Patatras ! Je suis tombé ! Zut ! Ma sœur va encore m’engueuler.

     — Tu saignes ? Assieds-toi sur ce banc et ne bouge plus !

     Là où j’ai mal, ma sœur me met de la salive.

     Comme un timbre-poste qui n’a pas encore voyagé, je dois rester intact pour le retour à la maison, sinon maman va encore crier. Et ses cris m’effrayent autant que Monsieur le curé quand il dit : « Un flot de sang inondera votre bouche si vous mordez l’hostie… »

     Où est le Fils de Dieu ?

     Ressuscité, il est parti au ciel.

     Et c’est quoi, le ciel, une prison éternelle ? Réussira-t-il à s’échapper ?

     Le Christ était pour nous un prisonnier héroïque qui rêve sans cesse de s’évader, bref un captif idéal.

     Et où ira le Captif quand il descendra du ciel ?

     Certainement ici, dans le jardin municipal.

     Comme nous parlions facilement du paradis ! Il était là, derrière le ciel, derrière la porte…

 

     Que pourrions-nous offrir au Captif en signe de bienvenue ?

     Allons par les rues, disent les copines de ma sœur, et ramassons les paquets de cigarettes que les hommes jettent à terre.

     Et moi, petit gosse, je tente en vain de les imiter quand elles plient et coupent le papier métallisé des emballages.

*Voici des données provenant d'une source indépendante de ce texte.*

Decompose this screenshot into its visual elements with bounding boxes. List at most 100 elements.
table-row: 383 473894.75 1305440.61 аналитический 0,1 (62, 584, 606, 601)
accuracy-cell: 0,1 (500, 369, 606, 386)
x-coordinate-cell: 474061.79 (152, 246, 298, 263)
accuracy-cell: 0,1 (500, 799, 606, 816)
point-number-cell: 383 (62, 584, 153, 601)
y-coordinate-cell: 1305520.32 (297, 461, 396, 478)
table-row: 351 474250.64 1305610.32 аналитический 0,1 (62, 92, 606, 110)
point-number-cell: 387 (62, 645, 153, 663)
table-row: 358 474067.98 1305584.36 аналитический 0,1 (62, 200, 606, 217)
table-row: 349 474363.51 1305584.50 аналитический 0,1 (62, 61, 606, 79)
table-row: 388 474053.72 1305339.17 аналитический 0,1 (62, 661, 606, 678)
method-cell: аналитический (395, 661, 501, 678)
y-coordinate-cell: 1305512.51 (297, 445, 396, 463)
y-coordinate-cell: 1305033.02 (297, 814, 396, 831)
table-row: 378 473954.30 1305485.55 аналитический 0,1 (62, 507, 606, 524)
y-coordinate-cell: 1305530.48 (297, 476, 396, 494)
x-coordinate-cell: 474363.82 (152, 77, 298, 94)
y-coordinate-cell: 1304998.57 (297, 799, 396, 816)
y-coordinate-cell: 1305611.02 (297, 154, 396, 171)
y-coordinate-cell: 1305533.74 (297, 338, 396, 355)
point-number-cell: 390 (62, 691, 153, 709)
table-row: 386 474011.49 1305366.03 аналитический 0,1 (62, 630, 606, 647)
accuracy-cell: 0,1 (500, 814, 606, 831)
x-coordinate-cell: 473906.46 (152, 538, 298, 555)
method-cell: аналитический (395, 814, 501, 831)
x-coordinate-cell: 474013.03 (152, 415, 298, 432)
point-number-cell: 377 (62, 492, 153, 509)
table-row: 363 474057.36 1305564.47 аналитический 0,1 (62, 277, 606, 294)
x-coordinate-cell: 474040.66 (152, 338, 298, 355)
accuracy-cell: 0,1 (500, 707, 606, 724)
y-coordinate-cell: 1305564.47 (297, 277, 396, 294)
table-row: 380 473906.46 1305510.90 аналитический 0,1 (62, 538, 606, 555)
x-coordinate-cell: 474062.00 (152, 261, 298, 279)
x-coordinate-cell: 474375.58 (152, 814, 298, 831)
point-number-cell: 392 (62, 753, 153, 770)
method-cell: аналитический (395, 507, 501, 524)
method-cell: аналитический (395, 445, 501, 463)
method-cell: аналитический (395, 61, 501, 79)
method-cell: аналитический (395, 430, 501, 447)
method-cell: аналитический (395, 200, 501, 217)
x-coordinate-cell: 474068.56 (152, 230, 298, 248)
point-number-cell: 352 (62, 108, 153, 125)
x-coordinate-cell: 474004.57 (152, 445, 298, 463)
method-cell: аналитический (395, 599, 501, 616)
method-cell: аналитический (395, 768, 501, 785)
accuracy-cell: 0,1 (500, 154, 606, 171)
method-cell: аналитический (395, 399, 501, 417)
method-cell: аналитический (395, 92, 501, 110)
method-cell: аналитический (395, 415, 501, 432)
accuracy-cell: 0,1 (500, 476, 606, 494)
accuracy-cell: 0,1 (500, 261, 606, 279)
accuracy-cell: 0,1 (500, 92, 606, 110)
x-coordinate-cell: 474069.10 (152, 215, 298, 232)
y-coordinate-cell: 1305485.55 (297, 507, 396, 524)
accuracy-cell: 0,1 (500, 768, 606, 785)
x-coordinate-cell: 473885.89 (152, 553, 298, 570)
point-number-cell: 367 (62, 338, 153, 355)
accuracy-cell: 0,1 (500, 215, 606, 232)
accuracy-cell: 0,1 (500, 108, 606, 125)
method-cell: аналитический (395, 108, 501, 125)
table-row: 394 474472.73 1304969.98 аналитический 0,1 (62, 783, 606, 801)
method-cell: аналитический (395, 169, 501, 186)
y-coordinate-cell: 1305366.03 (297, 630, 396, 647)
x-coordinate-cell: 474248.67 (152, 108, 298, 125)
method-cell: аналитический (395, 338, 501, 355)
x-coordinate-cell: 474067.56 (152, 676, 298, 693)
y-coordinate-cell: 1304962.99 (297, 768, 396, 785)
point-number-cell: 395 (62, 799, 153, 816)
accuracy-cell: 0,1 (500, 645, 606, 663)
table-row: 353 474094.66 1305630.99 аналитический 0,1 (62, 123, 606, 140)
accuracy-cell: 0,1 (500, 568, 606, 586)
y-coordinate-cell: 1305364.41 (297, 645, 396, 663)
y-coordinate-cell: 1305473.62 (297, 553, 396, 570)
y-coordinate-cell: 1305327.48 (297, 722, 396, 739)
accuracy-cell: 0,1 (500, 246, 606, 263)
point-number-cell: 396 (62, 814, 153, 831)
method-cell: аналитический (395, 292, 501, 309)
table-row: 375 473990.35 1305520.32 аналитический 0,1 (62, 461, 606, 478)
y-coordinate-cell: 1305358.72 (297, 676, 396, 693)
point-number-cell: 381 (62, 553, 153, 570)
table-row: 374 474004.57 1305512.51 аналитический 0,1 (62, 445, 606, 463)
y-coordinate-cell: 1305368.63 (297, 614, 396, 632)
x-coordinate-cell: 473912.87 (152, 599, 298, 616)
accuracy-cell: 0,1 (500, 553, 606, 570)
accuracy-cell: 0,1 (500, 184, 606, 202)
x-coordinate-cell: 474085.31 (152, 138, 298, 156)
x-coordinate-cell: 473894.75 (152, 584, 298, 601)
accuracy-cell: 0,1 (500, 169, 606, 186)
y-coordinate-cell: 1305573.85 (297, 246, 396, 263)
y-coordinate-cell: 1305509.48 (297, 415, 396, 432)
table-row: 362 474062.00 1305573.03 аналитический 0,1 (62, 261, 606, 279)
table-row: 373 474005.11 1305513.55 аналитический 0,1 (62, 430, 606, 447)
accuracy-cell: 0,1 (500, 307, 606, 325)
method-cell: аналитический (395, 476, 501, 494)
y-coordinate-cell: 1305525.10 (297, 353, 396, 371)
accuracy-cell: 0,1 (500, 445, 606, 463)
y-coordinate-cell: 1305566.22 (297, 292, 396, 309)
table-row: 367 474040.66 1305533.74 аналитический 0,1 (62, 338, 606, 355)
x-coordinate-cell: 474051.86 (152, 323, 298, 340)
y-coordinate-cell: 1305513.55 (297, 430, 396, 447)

Je vois naître sous leurs doigts des papillons aux ailes d’argent.

     — On risque de nous les voler. Où pourrions-nous les cacher en attendant que le Captif revienne ? Nouons les papillons dans les ronces avec un brin d’herbe, personne n’osera y toucher…

     Pour Lui qui a tant souffert sous sa couronne de moqueries, les épines n’ont aucune importance.

 

     Une porte. Il y a une porte au fond du jardin municipal. Porte de bois sans fissure ni serrure. Verrouillée de plâtre et de ciment, la porte sommeille depuis des années et des années tout au fond du jardin municipal. Jamais aucun de nous n’a vu quelqu’un l’ouvrir ou la repeindre. Couleur des murs infranchissables, elle somnole à l’ombre des arbres et du silence. Pourquoi l’a-t-on condamnée ?

     Toc, toc, toc. Qui va là ? On frappe, on frappe. Qui va là ? Ça nous amuse de frapper à la porte. Y a-t-il quelqu’un ? Et on frappe, on frappe encore.

 

     Un jour, nous l’avons vue entr’ouverte…

     Ma sœur a pris ma main en disant : « On regarde et puis on s’en va », et nous avons franchi ensemble la très vieille porte. On avait peur…

     Et là, rien.

     Une montagne de soleil, et du sable, beaucoup de sable et des dunes de soleil, et la rumeur de la mer à l’horizon…

     On est vite revenus, on avait peur de se perdre.